Activate thread-safe and enable-cxx in HDF5

Hi all,
I just ran into the problem, that my c++ HDF5 application has to be thread safe. I stumbled across a post 2 years ago[0], which desribes that --enable-threadsafe _and_ --enable-cxx does not work together.
I guess this is still up to date, since the configuration aborts with the configuration error "incompatible flags".

Can somebody briefly explain, where and why the c++ wrapper for the c API of HDF5 is not thread safe?
I am thinking of implementing my own mutex, but this does not seem to be correct. Also, I do not know which part of the c++ is not thread safe.

Any suggestions?

Your help is much appreciated,
~Mathias

[0] http://mail.hdfgroup.org/pipermail/hdf-forum_hdfgroup.org/2009-June/000135.html

Hi Mathias,

···

On May 27, 2011, at 1:30 PM, Mathias Wilhelm wrote:

Hi all,
I just ran into the problem, that my c++ HDF5 application has to be thread safe. I stumbled across a post 2 years ago[0], which desribes that --enable-threadsafe _and_ --enable-cxx does not work together.
I guess this is still up to date, since the configuration aborts with the configuration error "incompatible flags".

Can somebody briefly explain, where and why the c++ wrapper for the c API of HDF5 is not thread safe?
I am thinking of implementing my own mutex, but this does not seem to be correct. Also, I do not know which part of the c++ is not thread safe.

Any suggestions?

  We don't test that configuration (because we don't have any demand from organizations that fund our company), so it might work without any problem, but we're not sure. If you'd like to give it a try, you can use the "--enable-unsupported" configure flag and see if things are working for you.

  Quincey

Hi Quincey,
Quincey Koziol wrote:

I just ran into the problem, that my c++ HDF5 application has to be thread safe. I stumbled across a post 2 years ago[0], which desribes that --enable-threadsafe _and_ --enable-cxx does not work together.
I guess this is still up to date, since the configuration aborts with the configuration error "incompatible flags".
Any suggestions?

  We don't test that configuration (because we don't have any demand from organizations that fund our company), so it might work without any problem, but we're not sure. If you'd like to give it a try, you can use the "--enable-unsupported" configure flag and see if things are working for you.
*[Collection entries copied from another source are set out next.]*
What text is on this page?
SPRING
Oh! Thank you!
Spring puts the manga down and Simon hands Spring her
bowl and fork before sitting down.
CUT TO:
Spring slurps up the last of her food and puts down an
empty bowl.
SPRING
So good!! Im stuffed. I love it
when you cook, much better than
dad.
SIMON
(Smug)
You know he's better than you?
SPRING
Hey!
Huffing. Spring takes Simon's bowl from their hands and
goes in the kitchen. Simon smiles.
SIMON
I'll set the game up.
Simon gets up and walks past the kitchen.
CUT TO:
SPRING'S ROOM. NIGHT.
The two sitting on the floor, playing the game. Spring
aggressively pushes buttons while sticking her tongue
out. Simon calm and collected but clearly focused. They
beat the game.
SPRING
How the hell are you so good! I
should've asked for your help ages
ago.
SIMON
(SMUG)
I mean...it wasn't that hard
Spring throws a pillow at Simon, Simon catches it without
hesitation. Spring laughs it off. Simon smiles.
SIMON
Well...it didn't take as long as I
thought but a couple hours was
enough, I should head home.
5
To make a long story short:
Using --enable-unsupported works under linux and windows 7 or higher.

But:
My application has to operate under Windows XP. So I "replaced" the InitOnceExecuteOnce() call with boost::call_once. My test case of writing and reading multiple HDF5 files passes without any problems, so I anticipate that the application is thread safe, but shows a strange behavior if only H5::H5File::isHdf5() is called:
If the application invokes H5::H5File::isHdf5() and terminates right after it, HDF5 reports a "infinite loop closing library"[0].
If the application invokes H5::H5File::isHdf5() and opens the file for read/write access, the application completes without any errors. The same if H5::H5File::isHdf5() is not invoked at all. boost::call_once is invoked in all three cases. However, the error only occurs under windows so I guess it is because of my hack.

In order to fix this:
Can anyone guess what the problem is?
I can not see a reason why the application terminates with this error after invoking isHdf5 without any further operations.
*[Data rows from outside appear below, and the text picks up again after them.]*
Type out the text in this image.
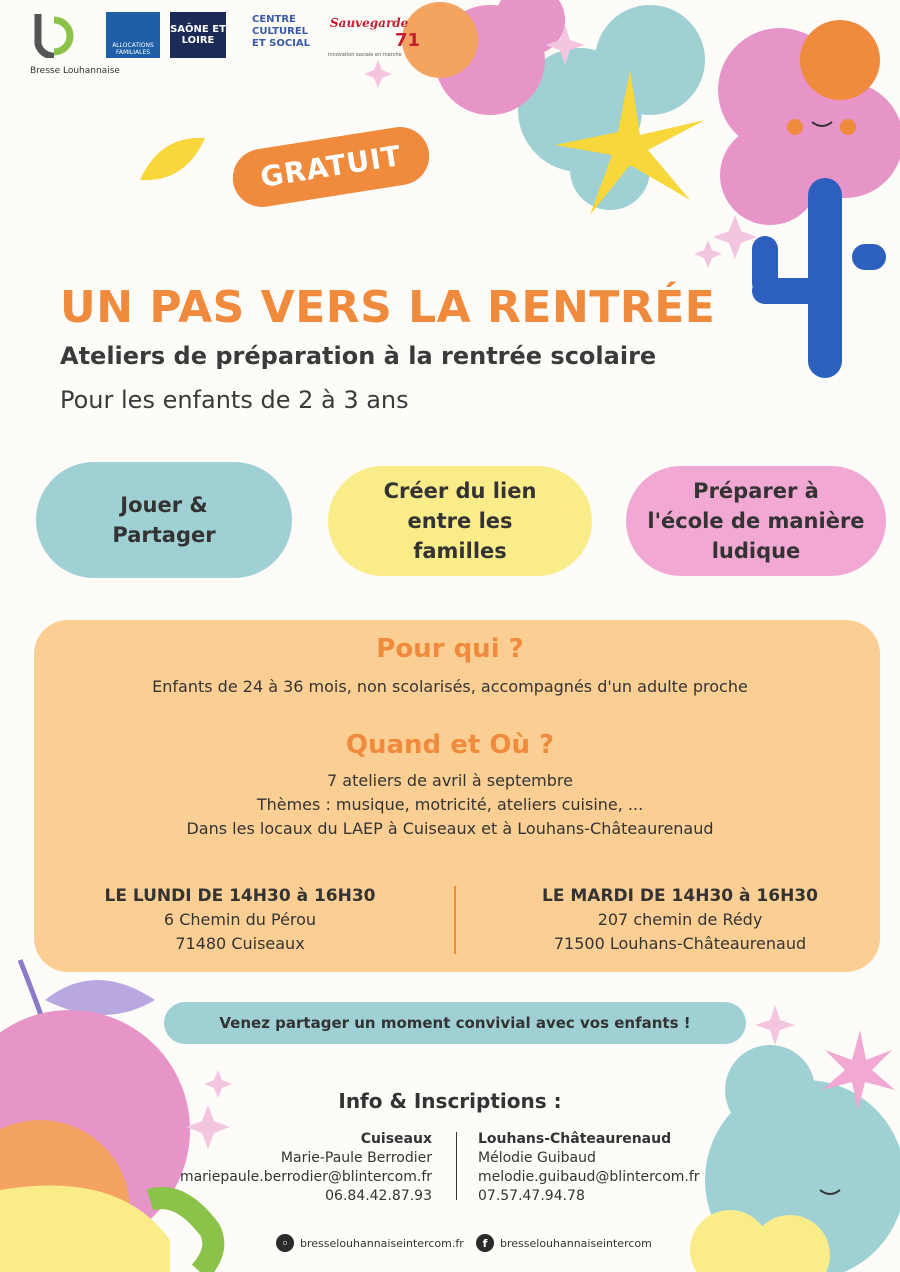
Bresse Louhannaise
ALLOCATIONS FAMILIALES
SAÔNE ET LOIRE
CENTRE
CULTUREL
ET SOCIAL
Sauvegarde
71
innovation sociale en marche
GRATUIT
UN PAS VERS LA RENTRÉE
Ateliers de préparation à la rentrée scolaire
Pour les enfants de 2 à 3 ans
Jouer &
Partager
Créer du lien
entre les
familles
Préparer à
l'école de manière
ludique
Pour qui ?
Enfants de 24 à 36 mois, non scolarisés, accompagnés d'un adulte proche
Quand et Où ?
7 ateliers de avril à septembre
Thèmes : musique, motricité, ateliers cuisine, ...
Dans les locaux du LAEP à Cuiseaux et à Louhans-Châteaurenaud
LE LUNDI DE 14H30 à 16H30
6 Chemin du Pérou
71480 Cuiseaux
LE MARDI DE 14H30 à 16H30
207 chemin de Rédy
71500 Louhans-Châteaurenaud
Venez partager un moment convivial avec vos enfants !
Info & Inscriptions :
Cuiseaux
Marie-Paule Berrodier
mariepaule.berrodier@blintercom.fr
06.84.42.87.93
Louhans-Châteaurenaud
Mélodie Guibaud
melodie.guibaud@blintercom.fr
07.57.47.94.78
◦	bresselouhannaiseintercom.fr	f	bresselouhannaiseintercom
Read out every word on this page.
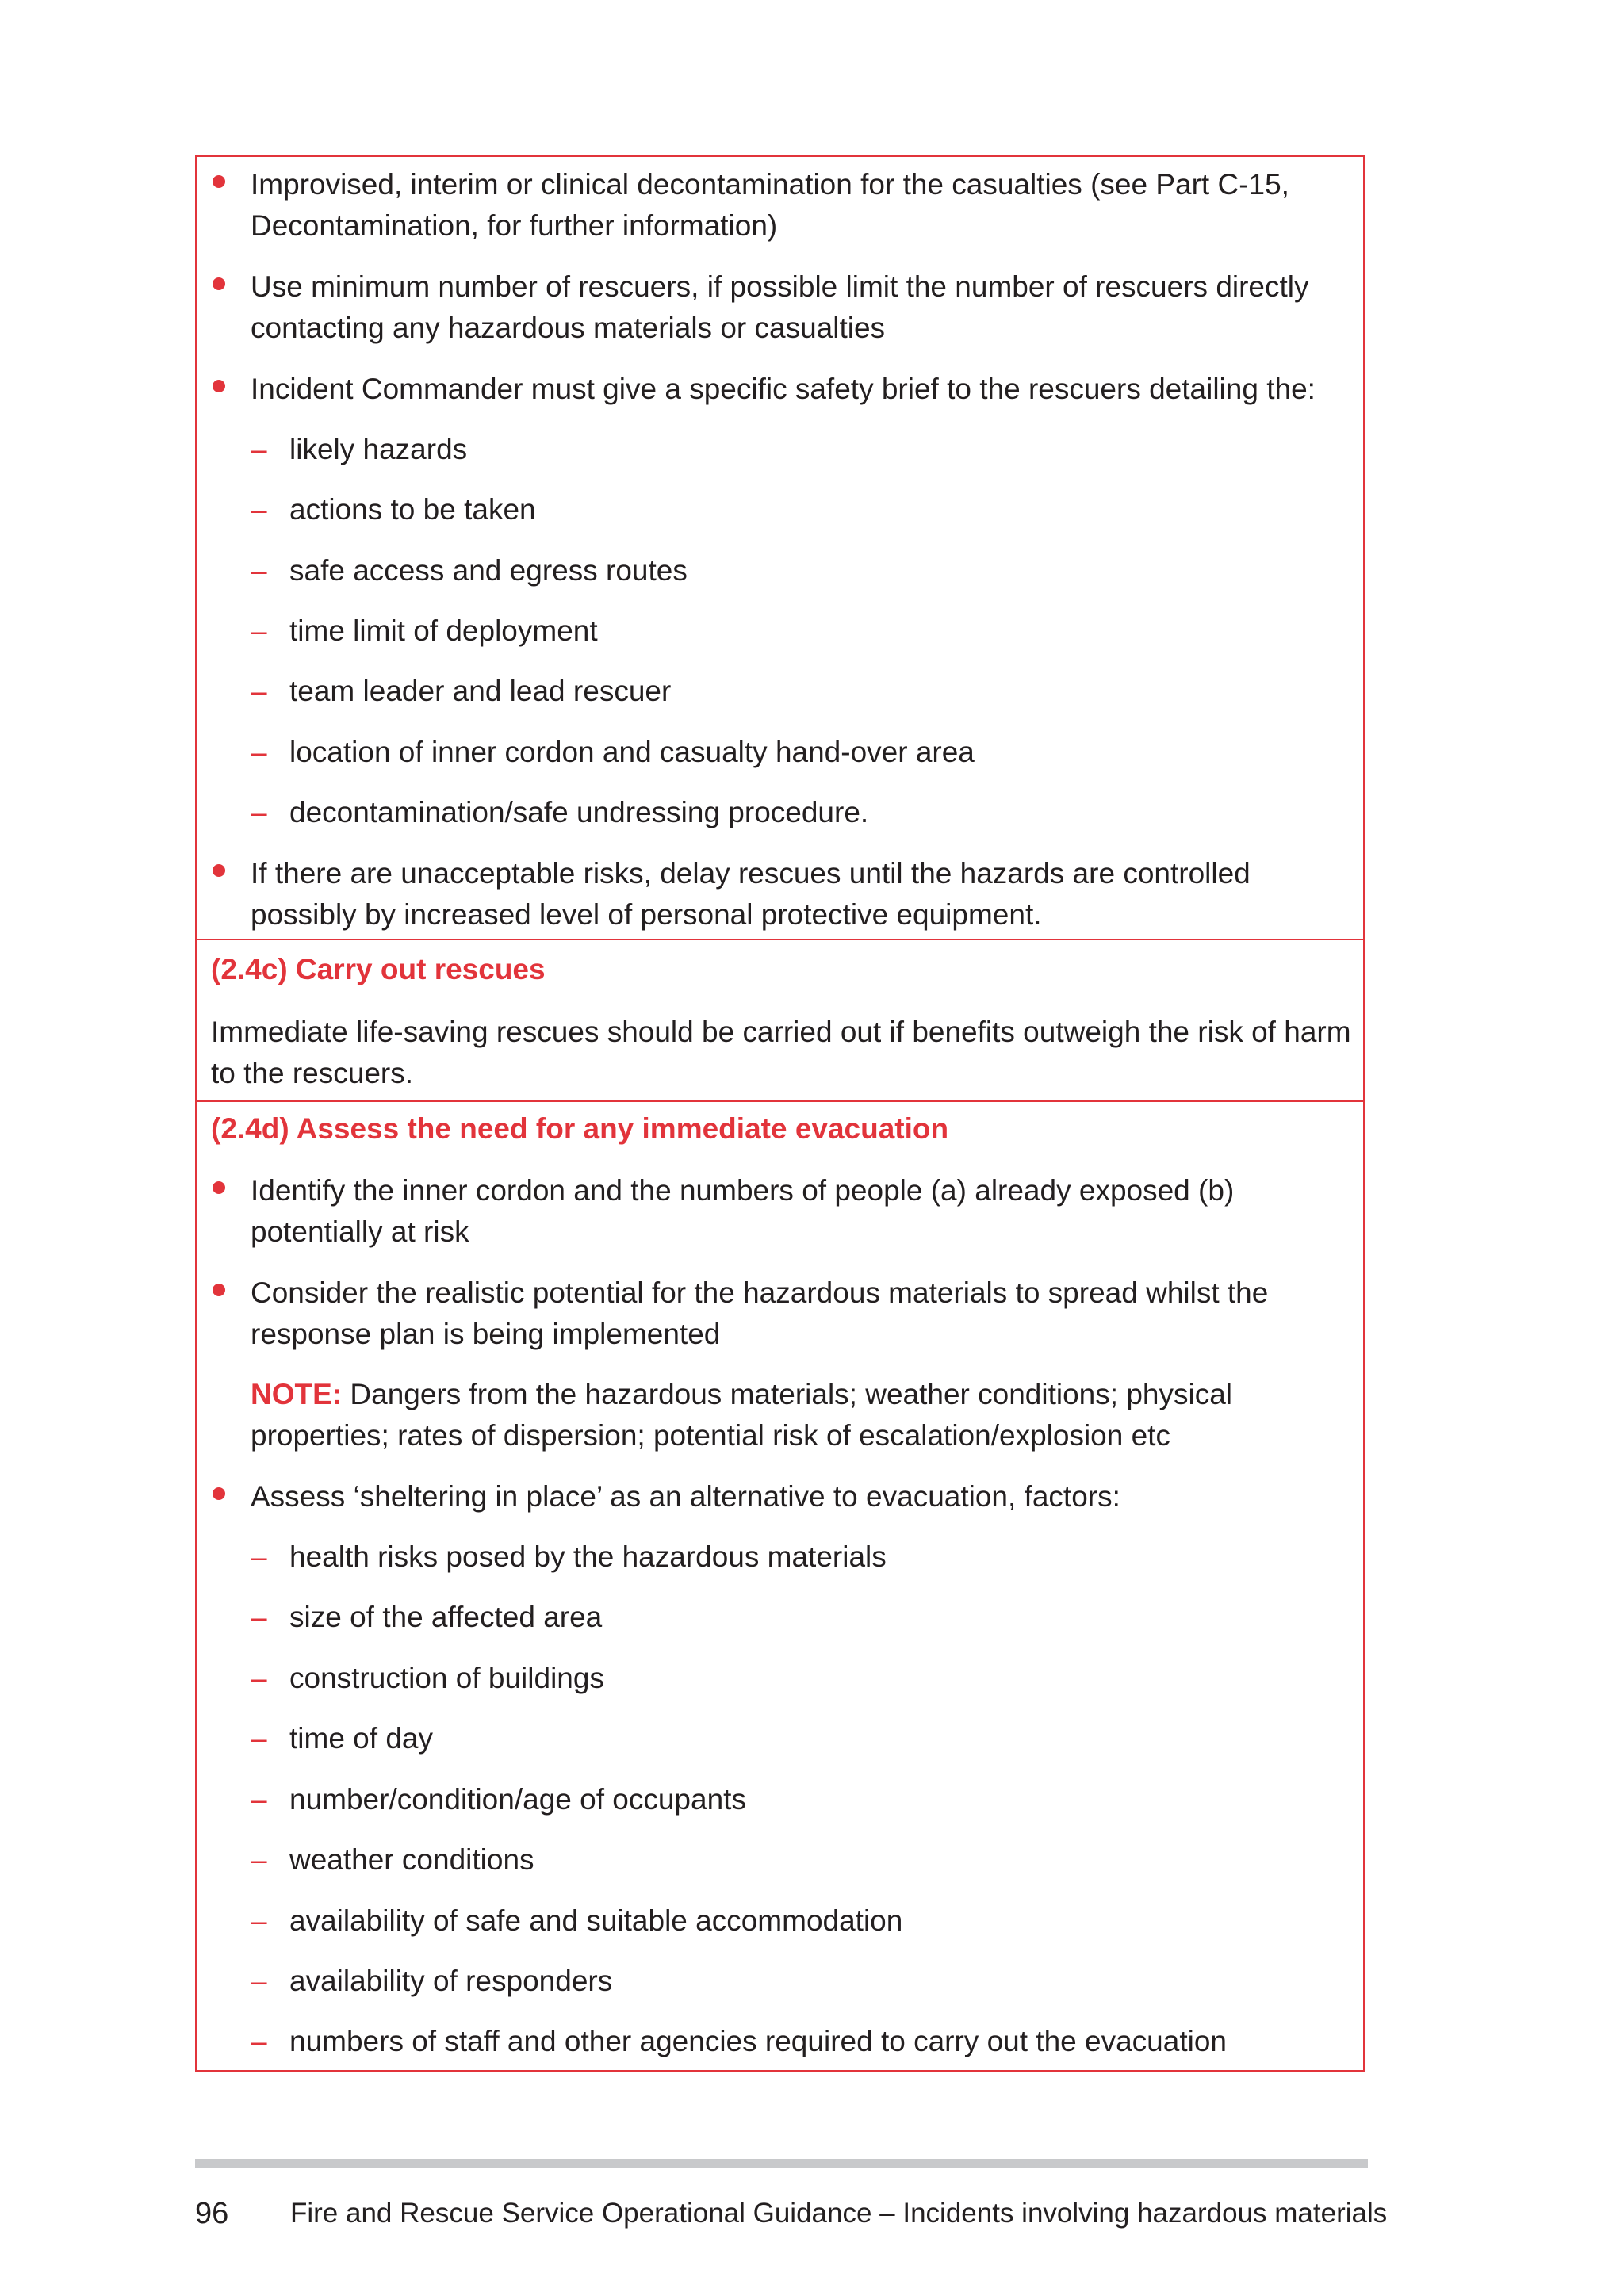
Improvised, interim or clinical decontamination for the casualties (see Part C-15,
Decontamination, for further information)
Use minimum number of rescuers, if possible limit the number of rescuers directly
contacting any hazardous materials or casualties
Incident Commander must give a specific safety brief to the rescuers detailing the:
– likely hazards
– actions to be taken
– safe access and egress routes
– time limit of deployment
– team leader and lead rescuer
– location of inner cordon and casualty hand-over area
– decontamination/safe undressing procedure.
If there are unacceptable risks, delay rescues until the hazards are controlled
possibly by increased level of personal protective equipment.
(2.4c) Carry out rescues
Immediate life-saving rescues should be carried out if benefits outweigh the risk of harm
to the rescuers.
(2.4d) Assess the need for any immediate evacuation
Identify the inner cordon and the numbers of people (a) already exposed (b)
potentially at risk
Consider the realistic potential for the hazardous materials to spread whilst the
response plan is being implemented
NOTE: Dangers from the hazardous materials; weather conditions; physical
properties; rates of dispersion; potential risk of escalation/explosion etc
Assess ‘sheltering in place’ as an alternative to evacuation, factors:
– health risks posed by the hazardous materials
– size of the affected area
– construction of buildings
– time of day
– number/condition/age of occupants
– weather conditions
– availability of safe and suitable accommodation
– availability of responders
– numbers of staff and other agencies required to carry out the evacuation
96 Fire and Rescue Service Operational Guidance – Incidents involving hazardous materials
What does the sequence of letters mean and if it is not important, can I suppress this warning?

~Mathias

[0] D,T,F,FD,P,FD,P,FD,P,E,E,E,E,E,E,.....

···

On May 27, 2011, at 1:30 PM, Mathias Wilhelm wrote:

Hi again,
Mathias Wilhelm wrote:

But:
I "replaced" the InitOnceExecuteOnce() call with boost::call_once. My test case of writing and reading multiple HDF5 files passes without any problems, so I anticipate that the application is thread safe, but shows a strange behavior if only H5::H5File::isHdf5() is called:
If the application invokes H5::H5File::isHdf5() and terminates right after it, HDF5 reports a "infinite loop closing library"[0].
If the application invokes H5::H5File::isHdf5() and opens the file for read/write access, the application completes without any errors. The same if H5::H5File::isHdf5() is not invoked at all.

To complete this story:
I removed the isHdf5 call in all cases and my application terminates
without any errors. I still do not know what the problem is but,
unfortunately, do not have the time to dig deeper.

I intend to test the boost::call_once hack under windows and will let you know what the outcome is.